BYOK — Keys That Never Touch the Server

API keys are entered in the browser, stored in localStorage, and sent as per-request headers. The server reads the header, uses the key for exactly one upstream call, and discards it. Nothing is persisted server-side. A user can point the hosted instance at their own keys with zero trust required in the host — a security model most commercial AI products cannot offer.

Tool-Forwarding Intelligence

Function-calling schemas are forwarded only to providers that actually support them (Gemini). For providers that do not, tools are stripped before dispatch — preventing the schema-validation errors that plague naive multi-provider setups. The orchestrator then executes returned tool calls and feeds results back into the loop, up to 8 rounds.

Physical Resource Caps, Not Financial Limits

Project skills run as child processes with explicit CPU, RAM, timeout, and concurrency limits defined per skill in the project manifest. The system never says 'you've hit your quota' — limits are physics, not finance. This is a deliberate constitutional rule.

A Written Constitution

Nineteen rules are embedded in the system prompt and loaded at startup: amplify the human rather than replace them; log everything; a panic stop command is always valid; zero paid services ever; more providers equals more capability; self-modification requires passing a six-stage gate with human approval. The assistant's behavior is governed by a document, not by vibes.

Three-Tier Memory With Embedding Search

Tier one is in-process session memory. Tier two is project knowledge loaded at boot. Tier three is long-term memory persisted as JSON with vector embeddings — recalled by cosine-similarity search, with keyword search as fallback when embeddings are unavailable. The assistant remembers past conversations across restarts and retrieves them by meaning, not just exact words.

Project Integration via Manifest

Any project can be onboarded through an intake wizard. Its manifest declares skills, content, and resource caps; the orchestrator loads it at boot, injects its context into the system prompt, and exposes its skills over HTTP. The first integrated project is Palawan Creator — a complete Instagram automation system the assistant can drive by voice.

Zero-Cost Operating Model

Every provider in the chain offers a genuinely free tier with no credit card required:

• Google Gemini — flagship models plus free embeddings, 1M-token context

• Groq — Llama 70B and Whisper STT at the fastest inference speeds available

• Cerebras and SambaNova — additional Llama-class capacity on specialized hardware

• OpenRouter — free access to DeepSeek-R1 and Qwen3-235B class models

• Hugging Face — embeddings and LLM fallback

• GitHub API — free repository access for portfolio intelligence

One provider's free tier is a toy.

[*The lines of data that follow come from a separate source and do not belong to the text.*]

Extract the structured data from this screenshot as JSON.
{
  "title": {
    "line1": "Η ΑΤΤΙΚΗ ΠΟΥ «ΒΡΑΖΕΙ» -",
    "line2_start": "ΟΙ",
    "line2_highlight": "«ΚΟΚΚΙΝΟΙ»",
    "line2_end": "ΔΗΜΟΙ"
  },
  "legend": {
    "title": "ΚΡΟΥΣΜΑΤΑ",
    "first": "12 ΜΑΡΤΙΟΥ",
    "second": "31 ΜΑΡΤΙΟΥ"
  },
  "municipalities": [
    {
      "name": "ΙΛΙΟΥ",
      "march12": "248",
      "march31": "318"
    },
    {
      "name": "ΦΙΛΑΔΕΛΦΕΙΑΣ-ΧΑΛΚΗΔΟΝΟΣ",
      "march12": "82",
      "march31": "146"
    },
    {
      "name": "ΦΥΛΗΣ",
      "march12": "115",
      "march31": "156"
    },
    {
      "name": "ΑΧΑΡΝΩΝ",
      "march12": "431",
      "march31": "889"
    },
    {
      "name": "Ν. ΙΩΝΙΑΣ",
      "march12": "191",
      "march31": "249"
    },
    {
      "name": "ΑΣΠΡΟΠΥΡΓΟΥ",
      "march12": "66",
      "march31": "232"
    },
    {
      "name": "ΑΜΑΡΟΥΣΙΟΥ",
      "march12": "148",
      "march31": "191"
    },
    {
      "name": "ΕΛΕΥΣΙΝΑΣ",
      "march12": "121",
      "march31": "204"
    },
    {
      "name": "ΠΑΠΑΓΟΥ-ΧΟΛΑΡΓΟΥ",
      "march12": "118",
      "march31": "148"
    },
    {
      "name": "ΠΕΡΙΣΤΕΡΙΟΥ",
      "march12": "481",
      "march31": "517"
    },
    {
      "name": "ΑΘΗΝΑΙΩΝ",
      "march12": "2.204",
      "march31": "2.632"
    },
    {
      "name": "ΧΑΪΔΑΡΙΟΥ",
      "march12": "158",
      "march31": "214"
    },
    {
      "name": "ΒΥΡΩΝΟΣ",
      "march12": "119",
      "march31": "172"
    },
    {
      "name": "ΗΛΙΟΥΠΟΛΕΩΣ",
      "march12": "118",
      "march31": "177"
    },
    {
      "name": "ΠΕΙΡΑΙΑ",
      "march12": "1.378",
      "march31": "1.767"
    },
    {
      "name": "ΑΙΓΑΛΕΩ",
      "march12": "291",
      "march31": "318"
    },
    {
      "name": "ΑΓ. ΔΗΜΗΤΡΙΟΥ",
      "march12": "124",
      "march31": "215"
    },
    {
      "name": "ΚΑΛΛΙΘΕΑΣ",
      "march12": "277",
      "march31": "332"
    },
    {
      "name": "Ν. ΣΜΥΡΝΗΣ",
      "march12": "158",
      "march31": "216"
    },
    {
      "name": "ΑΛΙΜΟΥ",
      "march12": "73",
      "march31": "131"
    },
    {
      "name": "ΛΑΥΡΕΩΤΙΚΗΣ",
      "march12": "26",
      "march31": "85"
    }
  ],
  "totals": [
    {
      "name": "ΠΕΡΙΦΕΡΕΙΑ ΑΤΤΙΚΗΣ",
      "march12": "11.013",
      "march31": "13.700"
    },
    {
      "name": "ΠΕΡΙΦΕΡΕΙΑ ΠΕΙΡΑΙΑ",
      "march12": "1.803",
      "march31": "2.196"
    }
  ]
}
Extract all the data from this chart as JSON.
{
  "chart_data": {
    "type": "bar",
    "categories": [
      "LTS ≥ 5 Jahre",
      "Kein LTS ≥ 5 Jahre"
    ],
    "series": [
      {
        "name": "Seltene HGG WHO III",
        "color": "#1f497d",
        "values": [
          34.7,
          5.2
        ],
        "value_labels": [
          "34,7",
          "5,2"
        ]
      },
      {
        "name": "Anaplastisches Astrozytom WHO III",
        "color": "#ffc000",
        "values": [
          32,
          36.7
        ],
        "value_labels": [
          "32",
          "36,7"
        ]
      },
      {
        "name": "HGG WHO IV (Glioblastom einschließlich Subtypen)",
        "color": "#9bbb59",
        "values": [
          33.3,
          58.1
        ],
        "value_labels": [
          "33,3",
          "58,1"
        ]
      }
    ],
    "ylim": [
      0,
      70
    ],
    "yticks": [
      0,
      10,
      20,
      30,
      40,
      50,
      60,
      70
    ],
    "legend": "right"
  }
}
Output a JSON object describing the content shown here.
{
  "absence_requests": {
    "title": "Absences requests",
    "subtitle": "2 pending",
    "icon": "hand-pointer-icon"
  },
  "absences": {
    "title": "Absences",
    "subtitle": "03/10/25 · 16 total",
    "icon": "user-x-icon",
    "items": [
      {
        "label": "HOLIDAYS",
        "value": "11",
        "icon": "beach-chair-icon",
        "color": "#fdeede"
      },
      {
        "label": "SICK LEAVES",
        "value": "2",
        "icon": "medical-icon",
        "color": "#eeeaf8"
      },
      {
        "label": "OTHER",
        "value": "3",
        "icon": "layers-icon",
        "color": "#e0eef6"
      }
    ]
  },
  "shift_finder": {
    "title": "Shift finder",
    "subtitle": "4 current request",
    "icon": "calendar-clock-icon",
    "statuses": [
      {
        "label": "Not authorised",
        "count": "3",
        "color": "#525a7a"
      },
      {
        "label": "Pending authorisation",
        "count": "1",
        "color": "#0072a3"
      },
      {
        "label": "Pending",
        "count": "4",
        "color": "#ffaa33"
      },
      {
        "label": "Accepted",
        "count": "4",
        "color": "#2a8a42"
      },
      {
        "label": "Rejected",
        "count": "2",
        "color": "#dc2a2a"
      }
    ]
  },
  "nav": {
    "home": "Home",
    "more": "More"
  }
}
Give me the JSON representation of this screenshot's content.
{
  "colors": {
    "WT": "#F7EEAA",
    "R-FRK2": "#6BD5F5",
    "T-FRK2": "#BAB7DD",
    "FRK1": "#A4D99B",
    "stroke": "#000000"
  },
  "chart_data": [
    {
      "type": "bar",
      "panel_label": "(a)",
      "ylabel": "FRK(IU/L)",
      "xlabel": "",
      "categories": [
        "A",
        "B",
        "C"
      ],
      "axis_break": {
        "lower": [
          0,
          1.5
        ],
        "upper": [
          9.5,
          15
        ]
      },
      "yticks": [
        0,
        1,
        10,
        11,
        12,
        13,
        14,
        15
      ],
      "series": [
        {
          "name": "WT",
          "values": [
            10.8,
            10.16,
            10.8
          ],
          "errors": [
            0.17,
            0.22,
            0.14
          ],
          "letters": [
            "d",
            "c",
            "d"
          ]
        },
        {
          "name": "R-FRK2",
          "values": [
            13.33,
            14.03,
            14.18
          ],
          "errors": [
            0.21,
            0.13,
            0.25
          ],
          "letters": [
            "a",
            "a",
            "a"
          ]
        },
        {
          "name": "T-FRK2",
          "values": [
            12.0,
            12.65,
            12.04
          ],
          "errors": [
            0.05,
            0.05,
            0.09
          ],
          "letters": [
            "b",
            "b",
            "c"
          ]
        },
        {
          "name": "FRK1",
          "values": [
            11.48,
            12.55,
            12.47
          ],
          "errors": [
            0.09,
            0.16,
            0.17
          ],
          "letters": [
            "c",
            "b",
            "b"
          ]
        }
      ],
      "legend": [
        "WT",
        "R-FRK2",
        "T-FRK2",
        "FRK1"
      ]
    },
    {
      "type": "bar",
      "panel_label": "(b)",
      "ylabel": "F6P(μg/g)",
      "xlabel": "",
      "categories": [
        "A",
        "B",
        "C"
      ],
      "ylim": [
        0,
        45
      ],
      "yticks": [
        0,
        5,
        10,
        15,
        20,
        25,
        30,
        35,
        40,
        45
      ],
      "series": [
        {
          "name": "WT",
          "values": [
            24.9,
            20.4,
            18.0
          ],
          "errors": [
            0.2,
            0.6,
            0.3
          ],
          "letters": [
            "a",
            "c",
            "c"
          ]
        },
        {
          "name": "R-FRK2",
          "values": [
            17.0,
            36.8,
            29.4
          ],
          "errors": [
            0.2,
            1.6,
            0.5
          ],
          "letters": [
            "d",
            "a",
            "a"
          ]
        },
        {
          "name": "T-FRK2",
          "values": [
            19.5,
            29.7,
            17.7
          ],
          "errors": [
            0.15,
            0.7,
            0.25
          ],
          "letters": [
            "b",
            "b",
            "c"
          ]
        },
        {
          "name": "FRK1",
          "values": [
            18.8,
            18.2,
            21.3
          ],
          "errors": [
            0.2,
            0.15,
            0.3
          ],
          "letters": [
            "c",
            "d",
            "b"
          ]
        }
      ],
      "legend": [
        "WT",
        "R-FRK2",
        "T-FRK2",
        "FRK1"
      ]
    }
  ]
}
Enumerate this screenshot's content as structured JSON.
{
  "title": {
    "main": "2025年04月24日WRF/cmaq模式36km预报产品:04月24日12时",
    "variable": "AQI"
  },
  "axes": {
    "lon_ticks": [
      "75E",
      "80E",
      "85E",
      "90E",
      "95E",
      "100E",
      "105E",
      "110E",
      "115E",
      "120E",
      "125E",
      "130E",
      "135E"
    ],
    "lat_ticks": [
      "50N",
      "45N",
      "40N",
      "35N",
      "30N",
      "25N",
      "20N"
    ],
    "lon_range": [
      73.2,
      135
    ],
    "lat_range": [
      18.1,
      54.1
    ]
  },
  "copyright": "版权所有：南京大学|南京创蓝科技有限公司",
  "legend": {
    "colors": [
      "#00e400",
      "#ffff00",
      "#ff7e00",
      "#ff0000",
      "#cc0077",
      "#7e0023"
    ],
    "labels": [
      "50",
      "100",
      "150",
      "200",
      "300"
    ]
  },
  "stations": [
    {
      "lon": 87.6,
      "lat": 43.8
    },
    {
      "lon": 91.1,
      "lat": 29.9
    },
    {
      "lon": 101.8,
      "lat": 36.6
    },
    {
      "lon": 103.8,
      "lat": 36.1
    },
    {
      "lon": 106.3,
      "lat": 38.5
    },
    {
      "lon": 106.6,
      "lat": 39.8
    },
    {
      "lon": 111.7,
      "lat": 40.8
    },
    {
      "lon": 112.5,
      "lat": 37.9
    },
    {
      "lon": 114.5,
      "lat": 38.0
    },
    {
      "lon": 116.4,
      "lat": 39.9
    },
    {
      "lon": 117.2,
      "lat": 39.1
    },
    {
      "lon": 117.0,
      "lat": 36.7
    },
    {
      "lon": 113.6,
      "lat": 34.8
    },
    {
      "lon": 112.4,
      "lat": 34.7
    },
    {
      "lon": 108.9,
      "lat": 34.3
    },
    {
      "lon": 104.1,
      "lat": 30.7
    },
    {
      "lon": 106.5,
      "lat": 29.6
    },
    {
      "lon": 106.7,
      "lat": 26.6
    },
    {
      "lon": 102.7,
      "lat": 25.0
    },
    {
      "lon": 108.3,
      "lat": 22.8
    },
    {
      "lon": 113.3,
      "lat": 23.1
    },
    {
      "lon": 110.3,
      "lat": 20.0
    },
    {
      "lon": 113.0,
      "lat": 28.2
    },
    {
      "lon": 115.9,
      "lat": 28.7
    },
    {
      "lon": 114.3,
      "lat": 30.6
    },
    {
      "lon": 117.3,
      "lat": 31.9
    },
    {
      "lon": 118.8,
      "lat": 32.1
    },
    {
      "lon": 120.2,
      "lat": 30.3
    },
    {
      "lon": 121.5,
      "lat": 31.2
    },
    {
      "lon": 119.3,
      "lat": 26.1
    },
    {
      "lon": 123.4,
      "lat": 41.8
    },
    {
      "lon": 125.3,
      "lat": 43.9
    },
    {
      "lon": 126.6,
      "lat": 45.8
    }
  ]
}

Eight free tiers behind an intelligent router is a production assistant.

Deployment

• One docker-compose.yml runs identically on a laptop, Hostinger VPS, or Oracle's Always Free ARM tier — no special cases

• Three containers: Node.js orchestrator, Next.js web UI (standalone build for minimal image), and Redis — all with health checks

• Live in production at spaienoids.com behind Nginx with Let's Encrypt SSL

• Builds on both ARM and x86 — the Oracle free tier can serve as automatic failover

• Redis optional; projects mounted read-only; secrets injected at deploy time, never committed

M.AI 0.1 is what a personal assistant looks like

when you own the infrastructure, the memory, and the rules — and pay nothing for any of it.